Why should be bigger trap fills first (I don't think so). I feel that the system wouldn't work as it should. Any Comments?

DOUBLE RISER NH3.jpg

[Sandro Baptista]

I think that the riser that Josip have showed, im my opinion, it makes perfect sense and functionally.

[gwapa]

hi Josip
Could you describe a litlle bit your riser

• 
  Why do you introduse the ends of the small reiser inside the big one?
• Why you make a 45° in smaller riser?
• Why the cut is in the oposite side of the flow?
• What was the drag velocity in both reiser?

Thanks
GWAPA

[sterl]

Very good discussion.

2-phase risers for R-717 and R-744 are the subject of a current, funded and assigned research study funded by IIAR and ASHRAE. The prevailing math today is as US Iceman indicated from USSR studies in the 50's & 60's of coolant in nuke reactors. Institute at a Russian university named after the man; S. S. Kutateladze.

If you make the translation from the Russian algebra: It leans very heavily on work by Martinelli and Rossi.
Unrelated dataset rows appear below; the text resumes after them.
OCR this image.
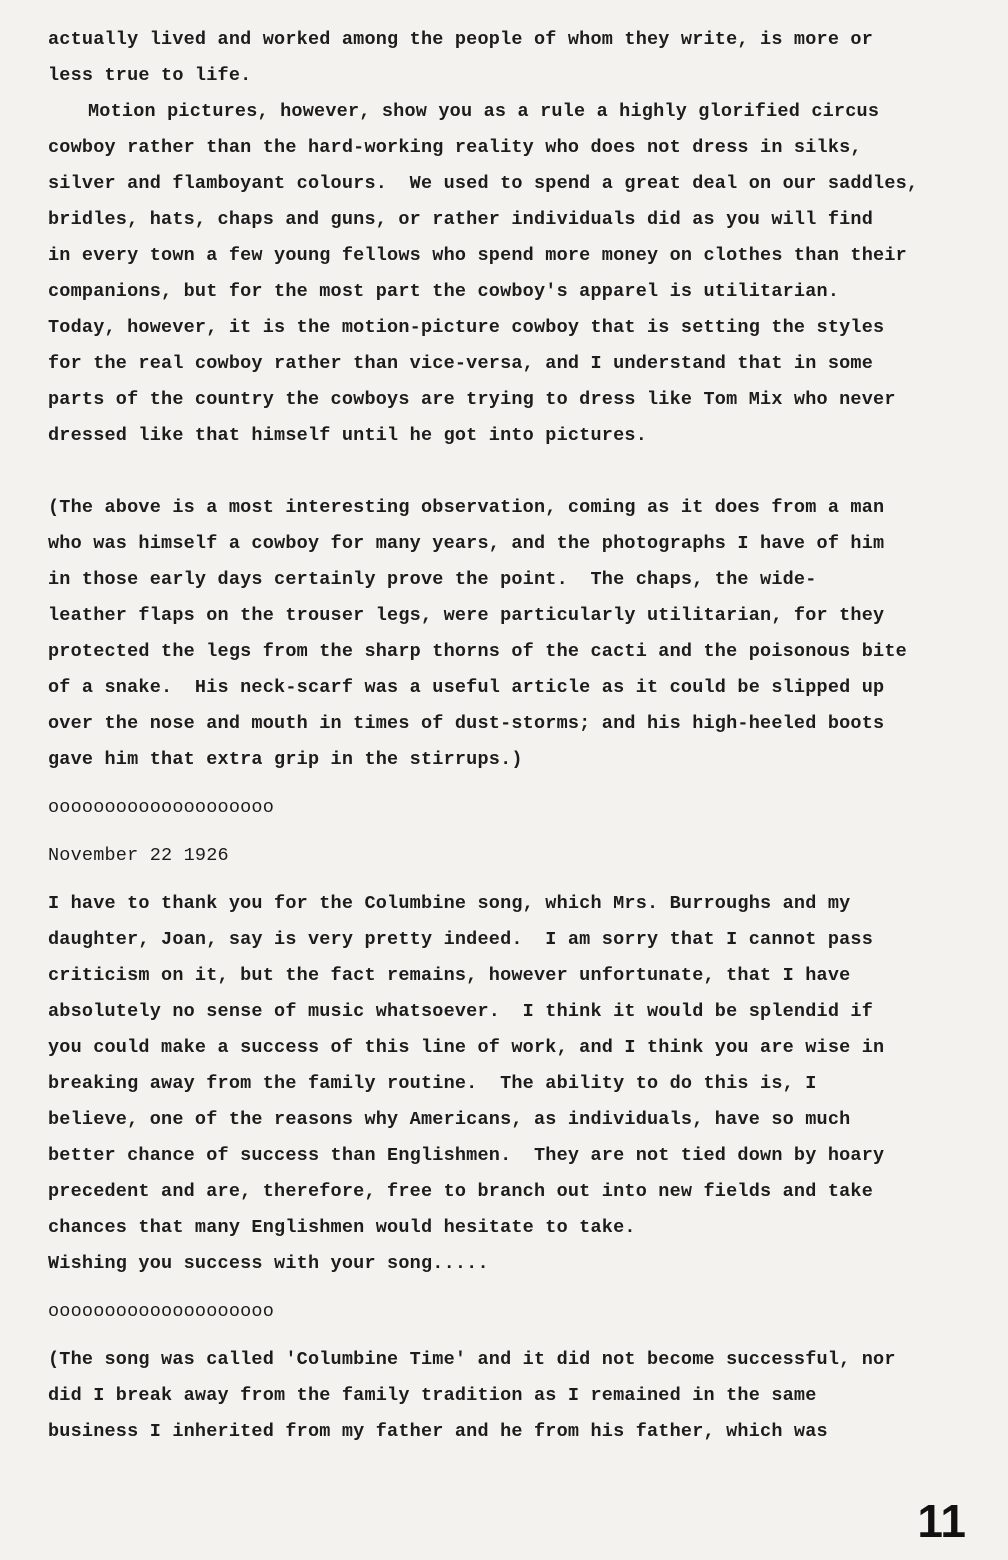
actually lived and worked among the people of whom they write, is more or
less true to life.
Motion pictures, however, show you as a rule a highly glorified circus
cowboy rather than the hard-working reality who does not dress in silks,
silver and flamboyant colours.  We used to spend a great deal on our saddles,
bridles, hats, chaps and guns, or rather individuals did as you will find
in every town a few young fellows who spend more money on clothes than their
companions, but for the most part the cowboy's apparel is utilitarian.
Today, however, it is the motion-picture cowboy that is setting the styles
for the real cowboy rather than vice-versa, and I understand that in some
parts of the country the cowboys are trying to dress like Tom Mix who never
dressed like that himself until he got into pictures.
(The above is a most interesting observation, coming as it does from a man
who was himself a cowboy for many years, and the photographs I have of him
in those early days certainly prove the point.  The chaps, the wide-
leather flaps on the trouser legs, were particularly utilitarian, for they
protected the legs from the sharp thorns of the cacti and the poisonous bite
of a snake.  His neck-scarf was a useful article as it could be slipped up
over the nose and mouth in times of dust-storms; and his high-heeled boots
gave him that extra grip in the stirrups.)
oooooooooooooooooooo
November 22 1926
I have to thank you for the Columbine song, which Mrs. Burroughs and my
daughter, Joan, say is very pretty indeed.  I am sorry that I cannot pass
criticism on it, but the fact remains, however unfortunate, that I have
absolutely no sense of music whatsoever.  I think it would be splendid if
you could make a success of this line of work, and I think you are wise in
breaking away from the family routine.  The ability to do this is, I
believe, one of the reasons why Americans, as individuals, have so much
better chance of success than Englishmen.  They are not tied down by hoary
precedent and are, therefore, free to branch out into new fields and take
chances that many Englishmen would hesitate to take.
Wishing you success with your song.....
oooooooooooooooooooo
(The song was called 'Columbine Time' and it did not become successful, nor
did I break away from the family tradition as I remained in the same
business I inherited from my father and he from his father, which was
11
The onset of difficulty occurs when the annular velocity on the liquid skin on the pipe wall inside goes negative, or put another way: The gas travels up and the liquid travels down. And 1-pipe steam heating systems have deliberately worked that way for 150 years.
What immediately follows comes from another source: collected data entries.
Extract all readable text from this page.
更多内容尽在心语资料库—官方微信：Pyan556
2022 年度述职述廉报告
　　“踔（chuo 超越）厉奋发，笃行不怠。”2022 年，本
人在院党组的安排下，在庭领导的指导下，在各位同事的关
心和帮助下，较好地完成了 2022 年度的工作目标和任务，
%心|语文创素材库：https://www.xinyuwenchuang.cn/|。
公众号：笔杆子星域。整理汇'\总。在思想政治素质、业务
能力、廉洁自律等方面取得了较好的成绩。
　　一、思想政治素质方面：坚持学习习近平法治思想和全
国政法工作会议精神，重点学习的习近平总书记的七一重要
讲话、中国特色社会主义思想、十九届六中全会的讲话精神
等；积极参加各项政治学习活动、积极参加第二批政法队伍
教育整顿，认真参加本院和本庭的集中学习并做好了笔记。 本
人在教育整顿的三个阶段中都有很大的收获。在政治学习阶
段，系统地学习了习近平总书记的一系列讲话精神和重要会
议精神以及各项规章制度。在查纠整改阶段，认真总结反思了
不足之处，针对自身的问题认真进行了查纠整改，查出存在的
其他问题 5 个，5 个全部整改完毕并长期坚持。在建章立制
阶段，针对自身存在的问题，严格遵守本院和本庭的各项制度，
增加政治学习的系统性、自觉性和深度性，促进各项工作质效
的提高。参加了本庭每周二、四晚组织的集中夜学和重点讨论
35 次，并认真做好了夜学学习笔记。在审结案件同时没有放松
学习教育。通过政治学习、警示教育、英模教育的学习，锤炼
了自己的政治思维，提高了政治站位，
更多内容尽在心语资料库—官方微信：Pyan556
There is an identifiable pressure difference in the riser well above that anticipated for frictional flow. Even at relative low recirculation rates and high vapor velocities, the actual density of the "aerosol" in the pipe is much higher than that of the vapor alone. By field measure, this can represent as much as 5-times what would be calculated for the same length of "dry" pipe passing vapor, and still not log up; that at minus 40 Evap.

Biggest "new" issue in this regard has been VFD on CSW-type evaps as opposed to full speed fan cycling.

And the FMC approach (the LVS) uses a fluid dynamic approach to separation and re-injection of liquid, such that height and separation limitiations are largely overcome. There are minimal controls involved but it works best in a narrow window of load and temperature condition....Move an LTS drum from a minus 50 to a minus 10 load and it basically acts like a tiny surge drum.


We do not use the Trap and Split type double risers except at changes in roof level. And we do not overloop the return main if the evap's pipe is 4-sizes smaller than the main: we side stab it cause the purpose of the up and over is honored by the geometry of the intersecting pipes.